12・1過越祭の六日前に、イエスはベタニアに行かれた。そこには、イエスが死者の中からよみがえらせたラザロがいた。2イエスのためにそこで夕食が用意され、マルタは給仕をしていた。ラザロは、イエスと共に食事の席に着いた人々の中にいた。3そのとき、マリアが純粋で非常に高価なナルドの香油を一リトラ持って来て、イエスの足に塗り、自分の髪でその足をぬぐった。家は香油の香りでいっぱいになった。4弟子の一人で、後にイエスを裏切るイスカリオテのユダが言った。5「なぜ、この香油を三百デナリオンで売って、貧しい人々に施さなかったのか。」6彼がこう言ったのは、貧しい人々のことを心にかけていたからではない。彼は盗人であって、金入れを預かっていながら、その中身をごまかしていたからである。7イエスは言われた。「この人のするままにさせておきなさい。
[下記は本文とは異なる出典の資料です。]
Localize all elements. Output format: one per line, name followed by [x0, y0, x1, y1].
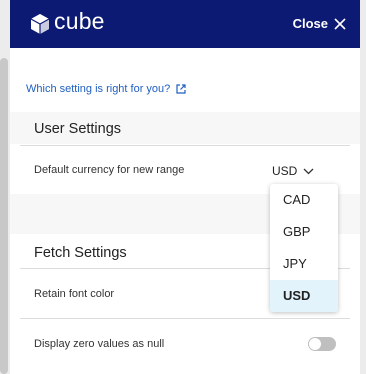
fetch-settings-title: Fetch Settings	[34, 245, 127, 261]
currency-option-usd[interactable]: USD	[270, 280, 338, 312]
window: cube Close Which setting is right for yo…	[0, 0, 366, 374]
user-settings-title: User Settings	[34, 121, 122, 137]
help-link-text: Which setting is right for you?	[26, 83, 171, 95]
help-link[interactable]: Which setting is right for you?	[26, 83, 186, 95]
close-icon	[334, 17, 346, 30]
external-link-icon	[176, 84, 186, 94]
currency-select-value: USD	[272, 164, 298, 178]
cube-logo-icon	[30, 14, 50, 34]
currency-option-gbp[interactable]: GBP	[270, 216, 338, 248]
chevron-down-icon	[303, 168, 314, 174]
currency-option-jpy[interactable]: JPY	[270, 248, 338, 280]
zero-as-null-row: Display zero values as null	[20, 318, 350, 374]
zero-as-null-toggle[interactable]	[308, 337, 336, 351]
panel-header: cube Close	[10, 0, 360, 48]
currency-select[interactable]: USD	[272, 164, 314, 178]
currency-dropdown: CAD GBP JPY USD	[270, 184, 338, 312]
default-currency-label: Default currency for new range	[34, 164, 185, 176]
brand-name: cube	[54, 8, 105, 34]
currency-option-cad[interactable]: CAD	[270, 184, 338, 216]
zero-as-null-label: Display zero values as null	[34, 338, 165, 350]
close-label: Close	[292, 16, 328, 31]
scrollbar[interactable]	[0, 58, 8, 374]
toggle-knob	[309, 338, 321, 350]
close-button[interactable]: Close	[293, 16, 346, 31]
retain-font-color-label: Retain font color	[34, 288, 115, 300]
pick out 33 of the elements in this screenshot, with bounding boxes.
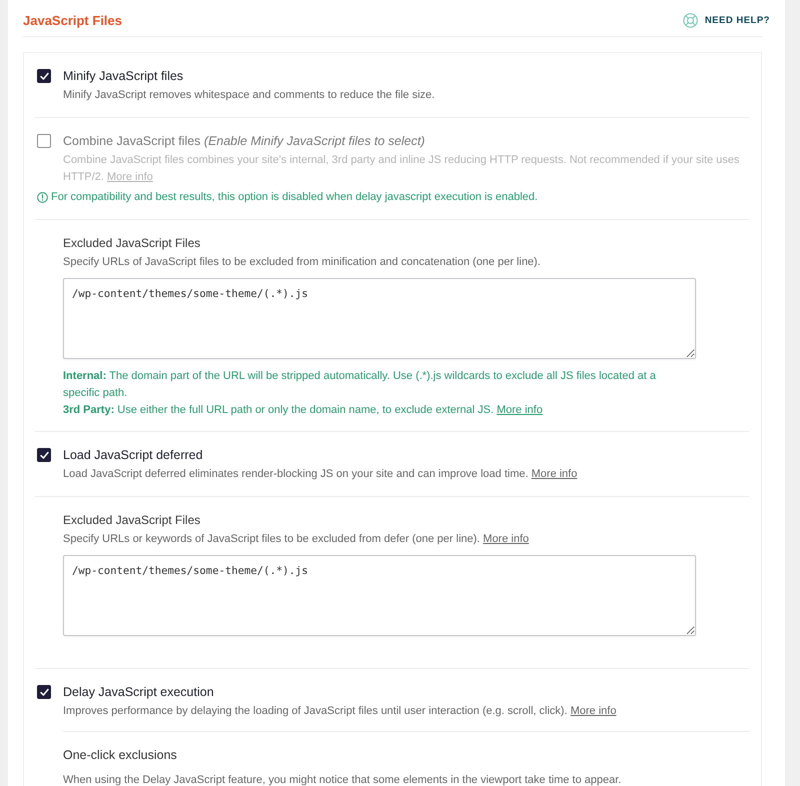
option-description: Load JavaScript deferred eliminates render-blocking JS on your site and can improve load time. More info (63, 467, 578, 482)
field-note: 3rd Party: Use either the full URL path or only the domain name, to exclude external JS. More info (63, 403, 544, 418)
option-label: Load JavaScript deferred (63, 448, 203, 462)
more-info-link[interactable]: More info (531, 468, 578, 480)
checkbox[interactable] (37, 69, 51, 83)
option-label: Combine JavaScript files (Enable Minify JavaScript files to select) (63, 134, 425, 148)
checkmark-icon (40, 450, 48, 460)
subsection-title: One-click exclusions (63, 747, 178, 764)
section-title: JavaScript Files (23, 12, 122, 28)
more-info-link[interactable]: More info (570, 705, 616, 717)
compatibility-notice: For compatibility and best results, this option is disabled when delay javascript execution is enabled. (51, 190, 538, 205)
excluded-files-field[interactable]: /wp-content/themes/some-theme/(.*).js (63, 278, 696, 359)
option-description: Combine JavaScript files combines your site’s internal, 3rd party and inline JS reducing HTTP requests. Not recommended if your site uses HTTP/2. More info (63, 153, 740, 185)
more-info-link[interactable]: More info (483, 533, 529, 545)
lifebuoy-icon (682, 12, 698, 28)
field-label: Excluded JavaScript Files (63, 235, 202, 252)
excluded-files-field[interactable]: /wp-content/themes/some-theme/(.*).js (63, 555, 696, 636)
option-description: Minify JavaScript removes whitespace and comments to reduce the file size. (63, 88, 436, 103)
subsection-text: When using the Delay JavaScript feature, you might notice that some elements in the viewport take time to appear. (63, 773, 622, 786)
checkmark-icon (40, 72, 48, 80)
help-link[interactable]: NEED HELP? (682, 12, 770, 28)
field-description: Specify URLs of JavaScript files to be excluded from minification and concatenation (one per line). (63, 255, 542, 270)
field-label: Excluded JavaScript Files (63, 512, 202, 529)
option-description: Improves performance by delaying the loading of JavaScript files until user interaction (e.g. scroll, click). More info (63, 704, 618, 719)
more-info-link[interactable]: More info (496, 404, 543, 416)
checkbox[interactable] (37, 448, 51, 462)
checkbox[interactable] (37, 685, 51, 699)
option-label: Minify JavaScript files (63, 69, 184, 83)
exclamation-icon (37, 192, 48, 203)
option-label: Delay JavaScript execution (63, 685, 214, 699)
checkmark-icon (40, 688, 48, 696)
field-description: Specify URLs or keywords of JavaScript files to be excluded from defer (one per line). More info (63, 532, 530, 547)
field-note: Internal: The domain part of the URL will be stripped automatically. Use (.*).js wildcards to exclude all JS files located at a specific path. (63, 369, 657, 401)
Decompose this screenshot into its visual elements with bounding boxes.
わたしの葬りの日のために、それを取って置いたのだから。8貧しい人々はいつもあなたがたと一緒にいるが、わたしはいつも一緒にいるわけではない。」

 9イエスがそこにおられるのを知って、ユダヤ人の大群衆がやって来た。それはイエスだけが目当てではなく、イエスが死者の中からよみがえらせたラザロを見るためでもあった。10祭司長たちはラザロをも殺そうと謀った。11多くのユダヤ人がラザロのことで離れて行って、イエスを信じるようになったからである。

 

 マリアが持っていた「ナルドの香油」をユダは300デナリオンするといっています。1デナリオンが当時の日当に相当すると言われていますので非常に高価なものです。

 マリアはその香油を惜しげもなくイエスの足に注ぎ自分の髪で拭いました。

マリアとマルタ姉妹の話はルカ福音書にもありました。そこでは、イエスの一行を迎えてマルタがせわしく立ち働く一方で、マリアは主の足もとに座ってその話に聴き入っていました。マルタが妹に手伝うように言ってくれとイエスに頼むと、「マルタ、マルタ、あなたは多くのことに思い悩み、心を乱している。しかし、必要なことはただ一つだけである。マリアは良い方を選んだ。それを取り上げてはならない。」とイエスは言いました。

この時、マリアは、イエスの話を聴くことでイエスをもてなしたのです。

マルタ、マリア、ラザロの会食の時、マリアはナルドの香油を塗ることでイエスをもてなしました。

それはイエスの葬りのためだったとイエスは言います。イエスの時が迫っています。